Poi, senza grazia, impugnò il cazzo e glie lo affondò nella figa imbibita di piscio e saliva, iniziando a stantuffare.
Lei lo guardava come una porca infoiata e i lasciò andare a quella penetrazione senza riguardi. Sentì il cazzo del vecchio crescerle sempre più nella figa e quando sentì l’orgasmo montare mugolava come un mantra “dai, dai, dai ….”. Il vecchio la immobilizzò e mentre le mordeva il collo la farcì con un enorme quantitativo sborra.
Lo scostò e lo spinse indietro, poi si voltò e con la mano bagnata di saliva si bagnò per bene il buco del culo. Lo guardò e gli fece cenno di sì. Il vecchio era stremato, ma l’eccitazione teneva il suo cazzo ben dritto. Lei appoggiò la faccia e il torso su un bancone pieno di pezzi di ferro e con le mani si teneva le chiappe aperte. All’improvviso urlò “sfondami, vecchio porco di merda, rompimi il culo, mi devi far sanguinare”.
Il vecchio non credeva alle sue orecchie. Una esortazione del genere, mista ad una implorazione, non l’aveva davvero mai sentita. “Quanto le piaceva il cazzo?” – pensò … “beh”, si disse, “buon per me!”.
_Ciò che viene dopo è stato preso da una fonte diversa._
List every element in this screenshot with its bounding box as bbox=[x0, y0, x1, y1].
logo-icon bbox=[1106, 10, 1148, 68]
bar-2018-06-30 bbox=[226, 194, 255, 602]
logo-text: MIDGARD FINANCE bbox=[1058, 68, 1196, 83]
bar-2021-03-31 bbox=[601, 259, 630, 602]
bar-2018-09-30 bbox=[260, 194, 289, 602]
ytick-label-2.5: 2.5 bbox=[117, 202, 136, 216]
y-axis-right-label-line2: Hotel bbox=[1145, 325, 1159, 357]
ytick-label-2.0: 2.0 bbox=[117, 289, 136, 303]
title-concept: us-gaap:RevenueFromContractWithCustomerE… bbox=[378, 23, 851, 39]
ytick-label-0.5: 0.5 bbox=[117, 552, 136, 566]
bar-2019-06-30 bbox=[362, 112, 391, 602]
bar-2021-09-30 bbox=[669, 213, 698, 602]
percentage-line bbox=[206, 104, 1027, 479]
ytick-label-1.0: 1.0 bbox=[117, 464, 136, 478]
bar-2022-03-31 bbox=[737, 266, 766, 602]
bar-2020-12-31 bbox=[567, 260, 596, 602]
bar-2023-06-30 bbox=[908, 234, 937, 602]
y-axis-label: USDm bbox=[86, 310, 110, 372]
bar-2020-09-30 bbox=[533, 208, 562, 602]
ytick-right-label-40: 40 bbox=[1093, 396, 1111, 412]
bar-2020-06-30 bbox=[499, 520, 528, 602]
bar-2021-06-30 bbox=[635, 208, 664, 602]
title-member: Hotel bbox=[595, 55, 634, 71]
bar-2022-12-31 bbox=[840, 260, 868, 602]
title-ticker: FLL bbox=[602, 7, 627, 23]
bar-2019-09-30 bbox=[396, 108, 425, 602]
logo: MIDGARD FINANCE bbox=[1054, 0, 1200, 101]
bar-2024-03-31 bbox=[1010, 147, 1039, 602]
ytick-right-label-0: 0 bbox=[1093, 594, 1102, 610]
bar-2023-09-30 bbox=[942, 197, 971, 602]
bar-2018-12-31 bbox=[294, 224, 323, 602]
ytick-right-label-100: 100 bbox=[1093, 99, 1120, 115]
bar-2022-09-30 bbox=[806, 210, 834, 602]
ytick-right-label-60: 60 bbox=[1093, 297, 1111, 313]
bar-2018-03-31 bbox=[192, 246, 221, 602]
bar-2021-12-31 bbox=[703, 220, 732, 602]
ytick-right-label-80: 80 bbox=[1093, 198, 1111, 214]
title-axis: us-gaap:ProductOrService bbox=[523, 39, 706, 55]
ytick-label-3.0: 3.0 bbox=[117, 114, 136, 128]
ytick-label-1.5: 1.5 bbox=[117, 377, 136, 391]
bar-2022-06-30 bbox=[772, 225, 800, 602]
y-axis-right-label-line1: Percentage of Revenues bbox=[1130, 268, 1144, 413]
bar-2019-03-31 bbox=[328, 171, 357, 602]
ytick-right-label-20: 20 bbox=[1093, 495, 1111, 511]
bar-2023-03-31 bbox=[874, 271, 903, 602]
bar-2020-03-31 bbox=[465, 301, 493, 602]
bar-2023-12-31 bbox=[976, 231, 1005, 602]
Non si fece pregare e mentre lei si protendeva verso di lui la inculò in un sol colpo. Lei urlò per il dolore, ma a lui non importò nulla. Le afferrò i capelli e premendole la testa sul bancone continuò ad incularla incurante dei suoi lamenti. Voleva solo svuotarsi le palle in quel giovane culetto moro che sembrava uscito da una rivista porno patinata. Uno bello e sodo così davvero non l’aveva mai maneggiato.
Mentre formulava confusamente questi pensieri, avvertì sempre minor resistenza da parte della ragazza e anzi si rese conto che la sua partecipazione alla penetrazione stava aumentando … poi ad un tratto lei sbottò gridando “godooooo, siii, spaccami, rompimi, ti prego, aaaaahhhh”.
Il vecchio le riversò il suo succo nel culo, che presto iniziò a fuoriuscire e, insinuandosi nella sua bella figa rosa e depilata, a stillare a terra.
Rimase così a godersi la sensazione di quel cazzo ancor ben dritto piantato nel culo. Poi, lo sfilò e senza salutare tornò in macchina e andò via, pronta, per una nuova giornata di lavoro l’indomani.